Дарье не столько было обидно от этих насмешек, сколько оттого, что Алексей не заступился за нее. И не только не заступился, а сам теперь идет и тоже смеется.
— Ну, что ржешь? — толкнула она его. — Нет чтобы вступиться, он тоже на смех. А то еще: «Га-а-азе-е-ету чита-али».
— Чудачка ты, Дарья. За что же ты мужика обидела?
— Я бы таких на мельницу не пустила. Вот эдакие и мутят людей. Кулацкие шептуны они, подпевалы. Может, и сами кулаки.
— Не угадала ты, Дарья, кто это был.
— Кулак аль лавочник.
— Ловко. Это и есть председатель Дочаринского колхоза.
— Ври?! — остановилась Дарья.
— Боевой. А тебя нарочно поддразнил. Поэтому и смеялись.
Досадуя, что попала впросак, Дарья еще раз толкнула Алексея.
Он в свою очередь хотел отплатить ей тем же, но она увернулась. Тогда, таинственно сощурив глаза, Алексей взял ее под руку и, помедлив, проговорил:
— Знаешь, что я тебе давно хотел сказать?
— Скажи.
Отвернулся, подумал и, словно тяжело ему было, начал:
— Гляжу я на тебя иногда и думаю. Что-то в тебе… Нет, лучше помолчу.
— Говори, говори, — затеребила Дарья его за рукав, и у нее чуть дрогнуло всегда настороженное к Алексею сердце.
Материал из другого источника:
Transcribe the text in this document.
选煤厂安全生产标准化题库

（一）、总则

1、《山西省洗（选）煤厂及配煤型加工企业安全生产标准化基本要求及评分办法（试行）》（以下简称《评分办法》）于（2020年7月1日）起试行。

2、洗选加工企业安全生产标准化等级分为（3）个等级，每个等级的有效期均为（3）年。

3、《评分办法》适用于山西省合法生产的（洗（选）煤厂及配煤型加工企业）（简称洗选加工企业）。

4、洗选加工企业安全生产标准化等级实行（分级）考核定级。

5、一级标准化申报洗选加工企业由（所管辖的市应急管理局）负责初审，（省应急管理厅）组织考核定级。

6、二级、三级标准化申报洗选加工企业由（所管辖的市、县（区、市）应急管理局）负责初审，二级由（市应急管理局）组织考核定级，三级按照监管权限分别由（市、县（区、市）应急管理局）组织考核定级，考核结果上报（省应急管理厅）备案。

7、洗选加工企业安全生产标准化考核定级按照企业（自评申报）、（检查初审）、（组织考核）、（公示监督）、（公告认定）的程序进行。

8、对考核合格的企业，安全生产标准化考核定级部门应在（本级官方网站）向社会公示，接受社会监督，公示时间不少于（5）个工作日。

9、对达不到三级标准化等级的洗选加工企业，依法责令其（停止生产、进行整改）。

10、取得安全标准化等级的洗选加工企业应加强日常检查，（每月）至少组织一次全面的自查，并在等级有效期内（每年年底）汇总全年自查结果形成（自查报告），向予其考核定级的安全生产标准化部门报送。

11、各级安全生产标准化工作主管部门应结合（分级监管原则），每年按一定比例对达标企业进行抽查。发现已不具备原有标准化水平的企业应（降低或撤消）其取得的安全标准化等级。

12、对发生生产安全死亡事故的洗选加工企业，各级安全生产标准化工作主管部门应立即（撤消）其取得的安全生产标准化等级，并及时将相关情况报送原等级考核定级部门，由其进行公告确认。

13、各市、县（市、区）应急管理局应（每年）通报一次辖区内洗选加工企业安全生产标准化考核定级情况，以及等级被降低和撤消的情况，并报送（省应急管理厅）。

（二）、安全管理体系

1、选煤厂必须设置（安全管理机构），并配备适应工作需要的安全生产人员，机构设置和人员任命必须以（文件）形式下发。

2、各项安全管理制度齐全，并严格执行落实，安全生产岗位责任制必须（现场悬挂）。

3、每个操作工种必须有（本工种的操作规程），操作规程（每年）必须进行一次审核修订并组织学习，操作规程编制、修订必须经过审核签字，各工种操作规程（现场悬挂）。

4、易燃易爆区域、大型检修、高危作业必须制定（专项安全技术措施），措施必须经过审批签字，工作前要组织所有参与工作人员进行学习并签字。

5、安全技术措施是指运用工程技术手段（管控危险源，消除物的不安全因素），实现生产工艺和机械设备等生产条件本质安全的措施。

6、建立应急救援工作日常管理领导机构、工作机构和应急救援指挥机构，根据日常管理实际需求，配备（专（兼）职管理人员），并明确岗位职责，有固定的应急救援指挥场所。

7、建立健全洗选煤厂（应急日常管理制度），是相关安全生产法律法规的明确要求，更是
— Ладно. Только это между нами. Слышишь?
— Ну, говори же, — не терпелось Дарье, и голос у нее осекся.
— Гляжу на тебя иногда… вот сейчас, например… думаю: как это все вышло?..
Дарья даже шаги замедлила, от волнения тяжело дышала, а он тем же печальным голосом продолжал:
— Смешно, говорю, вышло. Тебе-то, может, и не заметно, а мне каждый раз бросается в глаза. Говорить?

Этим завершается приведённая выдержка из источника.